The charity has highlighted the impact of the costs of living crisis and wider economic unrest in its report, as well as general political and industry uncertainty as stakeholders continue to await the several-times-delayed Gambling Act review outcome.
“While 2021-22 has been characterised by continuing uncertainty, coming out of lockdown and the Gambling Act White Paper delayed further, what we’ve seen from our data is an increasing demand for GamCare’s services,” said Anna Hemmings, GamCare CEO.
“In this context, our teams have demonstrated incredible resilience and agility, offering a more diverse range of support than ever before to support people with gambling harm.”
Of note, GamCare’s report identified that many participants were experiencing financial trouble, with a substantial amount stating that they had incurred debts as a result of problem gambling.
Specifically, 62% of surveyed gamblers reported financial difficulties, 57% disclosed having built up debt due to gambling, and 46% of ‘affected others’ – such as relatives of problem gamblers – also reported financial difficulties.
In turn, financial difficulties were cited as a cause for gambling by 32% of the 7,500 service users who responded to this question, although chasing losses was the biggest factor at 64%, followed by escapism and boredom at 33%each.

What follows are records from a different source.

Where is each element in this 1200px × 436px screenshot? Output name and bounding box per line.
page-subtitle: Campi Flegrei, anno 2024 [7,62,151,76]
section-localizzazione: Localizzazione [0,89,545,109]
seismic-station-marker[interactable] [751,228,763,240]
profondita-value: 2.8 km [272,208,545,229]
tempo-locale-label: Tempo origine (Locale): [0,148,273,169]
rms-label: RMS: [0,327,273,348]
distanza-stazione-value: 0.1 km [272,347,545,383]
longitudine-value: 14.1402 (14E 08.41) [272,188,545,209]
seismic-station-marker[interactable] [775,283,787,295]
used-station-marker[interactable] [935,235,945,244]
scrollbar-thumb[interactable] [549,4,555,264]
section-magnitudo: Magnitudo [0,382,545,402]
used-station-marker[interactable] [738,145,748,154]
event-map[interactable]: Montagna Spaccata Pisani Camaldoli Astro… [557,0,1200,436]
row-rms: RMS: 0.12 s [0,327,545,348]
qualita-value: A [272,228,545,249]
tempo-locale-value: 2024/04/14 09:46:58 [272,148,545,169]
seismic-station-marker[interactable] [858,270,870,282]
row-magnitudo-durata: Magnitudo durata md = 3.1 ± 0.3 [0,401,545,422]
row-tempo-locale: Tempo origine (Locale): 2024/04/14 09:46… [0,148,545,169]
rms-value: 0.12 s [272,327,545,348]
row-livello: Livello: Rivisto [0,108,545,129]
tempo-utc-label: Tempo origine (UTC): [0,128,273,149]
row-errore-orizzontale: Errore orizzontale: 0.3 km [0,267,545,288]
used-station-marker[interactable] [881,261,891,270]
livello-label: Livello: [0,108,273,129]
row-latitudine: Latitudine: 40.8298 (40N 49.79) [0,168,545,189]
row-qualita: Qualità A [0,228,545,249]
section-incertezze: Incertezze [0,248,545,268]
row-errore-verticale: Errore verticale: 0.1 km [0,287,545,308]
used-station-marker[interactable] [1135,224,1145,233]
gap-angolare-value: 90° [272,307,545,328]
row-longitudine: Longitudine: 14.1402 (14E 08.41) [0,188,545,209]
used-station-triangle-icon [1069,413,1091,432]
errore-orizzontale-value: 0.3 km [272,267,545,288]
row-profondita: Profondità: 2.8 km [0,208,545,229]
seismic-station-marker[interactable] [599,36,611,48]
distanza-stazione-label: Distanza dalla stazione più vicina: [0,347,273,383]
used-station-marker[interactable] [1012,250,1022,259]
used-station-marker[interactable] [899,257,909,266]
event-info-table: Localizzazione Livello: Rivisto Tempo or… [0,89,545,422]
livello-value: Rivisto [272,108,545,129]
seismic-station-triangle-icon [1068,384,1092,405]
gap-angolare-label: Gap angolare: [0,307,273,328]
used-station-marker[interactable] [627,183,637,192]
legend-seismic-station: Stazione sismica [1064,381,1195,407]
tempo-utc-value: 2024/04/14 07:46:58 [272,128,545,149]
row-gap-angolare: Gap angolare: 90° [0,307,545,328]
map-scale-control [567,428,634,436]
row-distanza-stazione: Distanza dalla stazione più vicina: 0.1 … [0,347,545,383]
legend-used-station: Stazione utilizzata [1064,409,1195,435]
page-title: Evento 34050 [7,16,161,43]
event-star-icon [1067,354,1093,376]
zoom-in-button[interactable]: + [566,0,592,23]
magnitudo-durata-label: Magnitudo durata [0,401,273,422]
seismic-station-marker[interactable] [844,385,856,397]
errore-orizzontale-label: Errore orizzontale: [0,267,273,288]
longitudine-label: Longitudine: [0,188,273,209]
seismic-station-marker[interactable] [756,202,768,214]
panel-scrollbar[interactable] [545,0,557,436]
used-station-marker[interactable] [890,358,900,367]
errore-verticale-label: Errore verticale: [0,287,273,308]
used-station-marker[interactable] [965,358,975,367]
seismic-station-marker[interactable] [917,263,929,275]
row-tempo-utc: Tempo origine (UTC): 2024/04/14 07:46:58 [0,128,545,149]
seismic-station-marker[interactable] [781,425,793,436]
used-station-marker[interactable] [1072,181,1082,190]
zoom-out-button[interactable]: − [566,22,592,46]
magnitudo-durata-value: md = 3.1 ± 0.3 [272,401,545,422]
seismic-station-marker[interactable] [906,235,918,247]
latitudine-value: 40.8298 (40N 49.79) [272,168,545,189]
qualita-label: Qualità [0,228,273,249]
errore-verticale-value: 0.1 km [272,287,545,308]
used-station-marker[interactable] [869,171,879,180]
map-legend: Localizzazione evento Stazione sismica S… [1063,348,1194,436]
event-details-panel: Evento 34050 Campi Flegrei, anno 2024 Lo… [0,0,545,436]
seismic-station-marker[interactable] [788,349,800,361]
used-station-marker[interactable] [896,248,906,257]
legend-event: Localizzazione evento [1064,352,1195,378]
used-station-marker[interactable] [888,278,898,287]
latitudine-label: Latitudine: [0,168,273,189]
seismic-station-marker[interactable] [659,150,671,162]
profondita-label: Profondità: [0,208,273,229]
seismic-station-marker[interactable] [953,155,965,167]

The report also found a geographic disparity in terms of experienced problem gambling and associated harm, with the North West, South East, East of England and London accounting for 62% of those accessing treatment.
“Looking forward, with rising costs now impacting people, we know that many who rely on our service will be affected and are monitoring this closely,” Hemmings continued.
“Last year almost one-third of people who contacted our Helpline cited financial difficulties as the reason they initially chose to gamble. However, after their experiences of gambling, this figure jumps to three in four people who say they experience financial difficulties now as a result of it.
“We know that gambling should not be seen as a financial opportunity, we are here for anyone struggling with their gambling through the cost-of-living crisis.”
Post-March developments have seen GamCare announce the trial of the ‘Way Forward’ programme aimed specifically at female problem gamblers – who its report noted, as mentioned above, comprise around a third of those seeking help.
Additionally, the charity is also launching a package which would enable betting businesses to transfer safer gambing calls straight to the National Gambling Helpline, which it believes will assist operators in meeting updated UK Gambling Commission (UKGC) requirements.